Maaßen sprach von „linksradikalen Kräften“ in der SPD

Seehofer hatte am Montag Bundespräsident Frank-Walter Steinmeier gebeten, Maaßen in den einstweiligen Ruhestand zu versetzen. Als Grund nannte er eine Rede, die „inakzeptable Formulierungen“ enthalte. Deshalb sei eine vertrauensvolle Zusammenarbeit nicht mehr möglich. Maaßens bisheriger Stellvertreter Thomas Haldenwang übernahm vorläufig die Führung des Amtes. Er nahm am Dienstag nach Angaben von Abgeordneten an der Sitzung des PKGr teil.
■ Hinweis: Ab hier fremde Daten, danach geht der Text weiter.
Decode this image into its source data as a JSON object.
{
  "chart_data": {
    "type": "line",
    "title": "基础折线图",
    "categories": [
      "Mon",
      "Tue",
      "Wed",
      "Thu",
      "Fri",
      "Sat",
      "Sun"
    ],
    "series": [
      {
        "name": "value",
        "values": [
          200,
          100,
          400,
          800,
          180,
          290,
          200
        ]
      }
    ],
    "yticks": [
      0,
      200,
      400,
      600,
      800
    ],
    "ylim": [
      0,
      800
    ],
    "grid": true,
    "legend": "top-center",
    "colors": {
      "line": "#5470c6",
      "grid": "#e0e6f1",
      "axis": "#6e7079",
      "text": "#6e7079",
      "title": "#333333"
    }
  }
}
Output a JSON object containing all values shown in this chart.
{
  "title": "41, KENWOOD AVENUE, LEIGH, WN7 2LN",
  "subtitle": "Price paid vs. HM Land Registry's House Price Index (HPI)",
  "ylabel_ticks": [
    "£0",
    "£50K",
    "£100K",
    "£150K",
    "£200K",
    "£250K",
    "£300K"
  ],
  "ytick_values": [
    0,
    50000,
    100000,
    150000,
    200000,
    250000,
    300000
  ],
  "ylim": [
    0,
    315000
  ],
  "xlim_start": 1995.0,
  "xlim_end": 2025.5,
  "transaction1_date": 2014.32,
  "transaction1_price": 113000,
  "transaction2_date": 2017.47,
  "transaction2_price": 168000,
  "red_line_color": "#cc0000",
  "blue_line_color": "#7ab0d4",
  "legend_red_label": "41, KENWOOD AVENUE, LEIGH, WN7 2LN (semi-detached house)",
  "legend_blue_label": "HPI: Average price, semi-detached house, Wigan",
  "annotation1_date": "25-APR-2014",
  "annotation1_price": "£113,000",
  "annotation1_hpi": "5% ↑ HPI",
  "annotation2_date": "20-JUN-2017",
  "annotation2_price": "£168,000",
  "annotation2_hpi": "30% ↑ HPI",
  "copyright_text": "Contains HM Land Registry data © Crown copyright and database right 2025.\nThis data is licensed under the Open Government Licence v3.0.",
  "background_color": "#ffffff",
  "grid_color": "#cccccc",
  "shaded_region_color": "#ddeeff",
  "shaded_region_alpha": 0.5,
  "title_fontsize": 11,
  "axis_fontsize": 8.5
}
Lesen Sie auch: Das Manuskript der Brandrede Maaßens im Wortlaut

In der Rede am 18. Oktober vor internationalem Geheimdienst-Publikum sprach Maaßen von teilweise „linksradikalen Kräften in der SPD“, die nach den Ereignissen von Chemnitz einen Bruch der großen Koalition provozieren wollten. Sich selbst bezeichnete CDU-Mitglied Maaßen als Kritiker einer „naiven und linken Ausländer- und Sicherheitspolitik“. Seehofer nannte dies eine „Grenzüberschreitung“.

CSU-Chef Horst Seehofer kündigte eine Erklärung zu seiner persönlichen Zukunft explizit für die Woche nach dem 12. November an.